Featuring original fiction by:
~ Brittany Warman ~ Milo James Fowler ~ C.S. MacCath ~ Sara Cleto ~ Samantha Kymmell-Harvey ~ Megan Arkenberg ~ Gary B. Phillips ~ Alexandra Seidel ~ Jonathan C. Parrish ~ Simon Kewin ~ Beth Cato ~ Cory Cone ~ Cindy James ~ Alexis A. Hunter ~ Michael M. Jones ~ Steve Bornstein ~ BD Wilson ~ Michael Kellar ~ Damien Angelica Walters ~ Marge Simon ~ Michael Fosburg ~ Suzanne van Rooyen ~ L.S. Johnson ~ Pete Aldin ~ Gabrielle Harbowy ~ Lilah Wild ~ KV Taylor ~
About the Editor
Rhonda Parrish is driven by a desire to do All The Things. She has been the publisher and editor-in-chief of Niteblade Magazine since 2007 (which is like 30 years in internet time) and is the editor of several anthologies including (most recently) Fae and B is for Broken.
In addition, Rhonda is a writer whose work has been in publications such as Tesseracts 17: Speculating Canada from Coast to Coast, Imaginarium: The Best Canadian Speculative Writing (2012) and Mythic Delirium.
Her website, updated weekly, is at http://www.rhondaparrish.com
Official Website: http://www.poiseandpen.com/publishing/alphabet-anthologies/b-is-for-broken/
G is for Glass by Gary B. Phillips:
Adina was born a girl of glass.
She had not been the first child with such a strange birth defect. The doctors had run tests on the child after her birth and delivered the news with practiced, solemn faces. Her mother carefully pulled back layer after layer of blankets to reveal a small translucent blue body, spindling arms and legs, and clear blue eyes that shone like the sky after a February storm.
She watched the children across the field kicking a soccer ball. One of them tripped and came back up with a bloody knee and grass in his hair. He was smiling though. She could smell the wet grass, hear the sound of their laughter. She wanted so badly to taste it.
She envied other children, hated them even, as they skipped up and down the stairs, two-at-a-time, even three. Jumping the last half dozen stairs and falling at the bottom, their voices howling with laughter and pain. Broken arms, scraped legs, and bloody noses.
“You look angry,” Shamira said.
Adina’s felt flush in her cheeks. She wondered if they were tinting red.
“I want that,” Adina said, and she pointed to the children playing.

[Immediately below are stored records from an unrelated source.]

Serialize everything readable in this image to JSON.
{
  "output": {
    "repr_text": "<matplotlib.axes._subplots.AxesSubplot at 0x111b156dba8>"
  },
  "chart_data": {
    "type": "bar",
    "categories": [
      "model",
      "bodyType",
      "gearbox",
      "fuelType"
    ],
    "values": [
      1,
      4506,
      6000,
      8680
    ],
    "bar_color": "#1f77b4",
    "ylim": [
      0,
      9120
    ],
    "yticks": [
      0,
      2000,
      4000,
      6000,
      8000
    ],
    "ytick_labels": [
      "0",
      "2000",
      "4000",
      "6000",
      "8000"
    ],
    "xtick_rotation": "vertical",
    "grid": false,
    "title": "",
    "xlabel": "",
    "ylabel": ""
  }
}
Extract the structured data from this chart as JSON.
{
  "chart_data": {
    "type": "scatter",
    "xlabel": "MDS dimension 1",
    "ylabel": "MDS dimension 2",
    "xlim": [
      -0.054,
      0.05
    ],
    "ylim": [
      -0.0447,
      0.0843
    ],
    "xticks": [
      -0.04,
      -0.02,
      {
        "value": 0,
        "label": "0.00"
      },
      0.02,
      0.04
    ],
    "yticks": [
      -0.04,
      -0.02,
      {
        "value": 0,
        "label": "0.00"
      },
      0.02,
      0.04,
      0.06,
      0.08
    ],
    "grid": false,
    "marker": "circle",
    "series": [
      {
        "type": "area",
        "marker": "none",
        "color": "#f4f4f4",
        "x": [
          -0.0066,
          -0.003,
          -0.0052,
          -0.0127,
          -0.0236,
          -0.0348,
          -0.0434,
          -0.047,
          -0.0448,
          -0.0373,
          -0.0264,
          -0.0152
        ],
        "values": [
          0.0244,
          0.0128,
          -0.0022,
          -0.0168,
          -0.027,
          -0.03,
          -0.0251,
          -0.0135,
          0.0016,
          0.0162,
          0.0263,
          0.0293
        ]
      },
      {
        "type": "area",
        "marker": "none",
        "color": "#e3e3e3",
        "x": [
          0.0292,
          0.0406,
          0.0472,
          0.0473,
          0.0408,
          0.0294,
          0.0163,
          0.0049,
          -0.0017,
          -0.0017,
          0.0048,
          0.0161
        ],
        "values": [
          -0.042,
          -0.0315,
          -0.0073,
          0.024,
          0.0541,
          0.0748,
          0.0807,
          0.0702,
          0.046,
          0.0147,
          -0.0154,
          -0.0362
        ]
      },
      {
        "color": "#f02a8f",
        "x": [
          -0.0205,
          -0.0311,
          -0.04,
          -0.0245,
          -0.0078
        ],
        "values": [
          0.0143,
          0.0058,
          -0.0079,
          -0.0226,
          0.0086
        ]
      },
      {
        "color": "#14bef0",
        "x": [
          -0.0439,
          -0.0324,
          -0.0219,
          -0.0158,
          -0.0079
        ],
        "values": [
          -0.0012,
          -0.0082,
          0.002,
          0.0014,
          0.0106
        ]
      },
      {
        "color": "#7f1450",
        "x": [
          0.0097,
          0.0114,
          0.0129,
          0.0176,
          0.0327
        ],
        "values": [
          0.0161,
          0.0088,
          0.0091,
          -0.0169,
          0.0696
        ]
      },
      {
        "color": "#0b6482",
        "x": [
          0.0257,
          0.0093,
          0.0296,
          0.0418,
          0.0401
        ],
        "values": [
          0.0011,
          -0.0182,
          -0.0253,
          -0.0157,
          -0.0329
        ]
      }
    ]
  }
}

“I know, but that’s where you got that.” Shamira pointed to the chipped glass of her elbow. “And this.” Her fingers brushed against Adina’s brow, where the sliver of missing glass was almost invisible to the naked eye if you weren’t looking for it.
“Some lives come with a higher cost. That’s why I’m here. To help you.”
That was the thing about Shamira. She never made it sound as if she was being paid to be there. She always gave her answers as a friend.
Even at six Adina knew her life was fake. She had been made in some strange, fake way and existed in a state somewhere between liquid and solid, always in suspended animation, never able to reach any point for herself.
She had heard rumors about other children of failed experiments. Most of them were thrown away. Those that were not formed small communities, under bridges, tent cities, at the edges of civilization. The children in her neighborhood traded stories about them, whispered words on fall winds. Freak. Monster. Alien. She wondered if there was another glass child. A glass boy, perhaps.